Dermatitis herpetiformis is a manifestation of coeliac disease, although the connection was unrecognized until the 1960s.

Aetiology, genetics, pathogenesis, and pathology

Dermatitis herpetiformis is gluten dependent. However, the mechanism by which gluten causes the skin to blister is unclear. The only autoantibodies that distinguish it from coeliac disease are IgA epidermal transglutaminases, and it may be an immune complex-mediated disease. There is a strong association with HLA DQ2 or 7, and 10% of patients have a family history of dermatitis herpetiformis or coeliac disease. The frequency of this condition is highest in western Ireland, Scandinavia, and Hungary. It is rare in non-European populations. Methods to reduce the incidence of coeliac disease would be predicted to reduce the incidence of dermatitis herpetiformis.

Clinical features

The onset is usually sudden in young adults, although childhood cases are common in Italy and Hungary, and older people can present with it. Small, intensely itchy papules and vesicles develop on the extensor surfaces of the knees, elbows, buttocks, and trunk. In partially controlled disease the lesions are often found on the scalp and chin. The lesions are so intensely itchy that it is rare to see an intact blister. There may be other autoimmune diseases present.

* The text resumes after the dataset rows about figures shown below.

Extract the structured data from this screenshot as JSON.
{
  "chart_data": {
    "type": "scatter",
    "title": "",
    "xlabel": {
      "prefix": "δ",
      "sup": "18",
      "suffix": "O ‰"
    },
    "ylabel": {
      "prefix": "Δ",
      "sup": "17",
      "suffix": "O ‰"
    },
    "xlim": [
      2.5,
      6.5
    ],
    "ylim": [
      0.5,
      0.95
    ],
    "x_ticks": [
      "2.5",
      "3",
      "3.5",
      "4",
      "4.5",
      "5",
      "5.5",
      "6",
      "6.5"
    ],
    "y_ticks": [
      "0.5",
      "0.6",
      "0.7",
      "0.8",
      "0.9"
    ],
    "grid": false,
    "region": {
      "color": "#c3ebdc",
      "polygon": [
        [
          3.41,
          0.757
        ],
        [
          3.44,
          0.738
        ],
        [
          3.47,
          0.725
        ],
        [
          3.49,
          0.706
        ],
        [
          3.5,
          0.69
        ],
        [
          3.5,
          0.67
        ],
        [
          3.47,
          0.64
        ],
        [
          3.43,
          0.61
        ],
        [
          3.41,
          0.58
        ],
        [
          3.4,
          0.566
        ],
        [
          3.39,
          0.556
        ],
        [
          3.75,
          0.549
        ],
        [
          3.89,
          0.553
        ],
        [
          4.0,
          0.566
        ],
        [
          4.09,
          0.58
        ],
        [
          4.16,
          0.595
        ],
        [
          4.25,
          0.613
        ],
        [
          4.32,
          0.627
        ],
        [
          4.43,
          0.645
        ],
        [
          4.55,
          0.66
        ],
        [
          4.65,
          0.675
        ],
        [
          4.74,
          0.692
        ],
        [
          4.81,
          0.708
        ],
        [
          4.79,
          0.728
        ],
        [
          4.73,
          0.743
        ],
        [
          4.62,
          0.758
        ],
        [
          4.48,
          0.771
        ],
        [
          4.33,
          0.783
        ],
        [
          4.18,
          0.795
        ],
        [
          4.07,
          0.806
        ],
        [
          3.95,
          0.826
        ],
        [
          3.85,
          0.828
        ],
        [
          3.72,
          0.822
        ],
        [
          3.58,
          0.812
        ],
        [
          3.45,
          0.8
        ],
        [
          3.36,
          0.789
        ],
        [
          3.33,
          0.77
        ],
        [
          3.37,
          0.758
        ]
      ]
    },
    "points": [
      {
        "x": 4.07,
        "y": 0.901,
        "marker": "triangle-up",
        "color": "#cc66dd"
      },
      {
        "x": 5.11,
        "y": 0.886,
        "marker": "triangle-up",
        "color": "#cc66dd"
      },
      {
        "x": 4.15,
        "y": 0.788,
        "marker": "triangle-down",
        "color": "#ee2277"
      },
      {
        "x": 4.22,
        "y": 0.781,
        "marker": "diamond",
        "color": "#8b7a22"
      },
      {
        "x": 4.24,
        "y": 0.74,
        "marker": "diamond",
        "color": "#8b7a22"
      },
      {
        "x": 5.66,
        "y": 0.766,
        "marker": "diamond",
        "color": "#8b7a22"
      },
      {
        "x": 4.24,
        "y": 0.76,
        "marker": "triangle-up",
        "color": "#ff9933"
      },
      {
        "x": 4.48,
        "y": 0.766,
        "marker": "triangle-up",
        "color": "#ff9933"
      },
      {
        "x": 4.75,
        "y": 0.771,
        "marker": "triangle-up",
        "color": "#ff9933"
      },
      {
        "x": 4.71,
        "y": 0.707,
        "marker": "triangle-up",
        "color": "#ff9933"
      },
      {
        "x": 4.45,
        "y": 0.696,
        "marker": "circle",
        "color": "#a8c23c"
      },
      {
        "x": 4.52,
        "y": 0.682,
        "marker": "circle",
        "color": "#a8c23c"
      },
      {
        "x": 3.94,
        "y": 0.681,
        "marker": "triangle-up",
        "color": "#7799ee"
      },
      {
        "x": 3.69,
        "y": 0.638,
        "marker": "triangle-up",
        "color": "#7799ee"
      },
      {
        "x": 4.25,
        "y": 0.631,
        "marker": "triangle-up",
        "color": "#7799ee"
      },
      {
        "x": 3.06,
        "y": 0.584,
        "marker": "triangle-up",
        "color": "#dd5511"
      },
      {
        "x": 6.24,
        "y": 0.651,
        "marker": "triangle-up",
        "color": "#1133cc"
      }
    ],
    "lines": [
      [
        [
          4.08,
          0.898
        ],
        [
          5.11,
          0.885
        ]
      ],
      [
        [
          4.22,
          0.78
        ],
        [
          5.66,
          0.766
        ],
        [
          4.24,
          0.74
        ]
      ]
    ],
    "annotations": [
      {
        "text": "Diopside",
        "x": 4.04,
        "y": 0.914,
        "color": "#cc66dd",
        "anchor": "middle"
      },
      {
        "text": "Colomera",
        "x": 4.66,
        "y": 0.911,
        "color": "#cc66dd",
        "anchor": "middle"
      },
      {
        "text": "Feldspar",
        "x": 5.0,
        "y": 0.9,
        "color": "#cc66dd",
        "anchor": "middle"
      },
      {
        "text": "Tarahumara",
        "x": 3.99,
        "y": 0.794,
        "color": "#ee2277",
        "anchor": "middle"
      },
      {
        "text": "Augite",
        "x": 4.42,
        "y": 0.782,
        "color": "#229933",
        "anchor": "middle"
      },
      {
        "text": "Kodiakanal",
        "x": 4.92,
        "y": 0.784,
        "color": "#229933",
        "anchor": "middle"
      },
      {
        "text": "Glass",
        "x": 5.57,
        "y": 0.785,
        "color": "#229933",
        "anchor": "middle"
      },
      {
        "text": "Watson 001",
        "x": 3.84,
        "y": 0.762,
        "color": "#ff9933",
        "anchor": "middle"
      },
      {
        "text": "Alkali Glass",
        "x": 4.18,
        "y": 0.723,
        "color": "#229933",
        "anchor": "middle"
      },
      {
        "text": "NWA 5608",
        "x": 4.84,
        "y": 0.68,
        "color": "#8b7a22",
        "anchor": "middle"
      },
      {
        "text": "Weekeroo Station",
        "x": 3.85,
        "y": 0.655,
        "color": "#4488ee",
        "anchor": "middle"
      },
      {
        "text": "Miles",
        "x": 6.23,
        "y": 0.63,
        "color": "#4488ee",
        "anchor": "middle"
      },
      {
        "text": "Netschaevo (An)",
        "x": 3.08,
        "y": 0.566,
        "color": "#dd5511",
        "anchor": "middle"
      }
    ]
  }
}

Histology of a fresh lesion shows papillary microabscesses filled with neutrophils. Direct immunofluorescence testing demonstrates granular deposits of IgA in the papillary dermis, which are essential for diagnosis. As in coeliac disease, antiendomysial and antitransglutaminase antibodies should be sought, and the patient investigated for malabsorption and other autoimmune diseases.

Treatment

The treatment of choice is a gluten-free diet although the malabsorption improves within weeks, the skin will not usually clear until after 2 years of strict gluten avoidance. The ingestion of gluten causes recurrence of the itching and lesions. Dapsone or sulfonamides (sulfamethoxypyridazine or sulfapyridine) will switch off the disease in 24 to 48 h, and may be slowly reduced as the gluten-free diet takes effect. Remission is dependent on strict gluten avoidance, and those electing not to have gluten-free diet will need lifelong treatment. There is an increased susceptibility to lymphoma.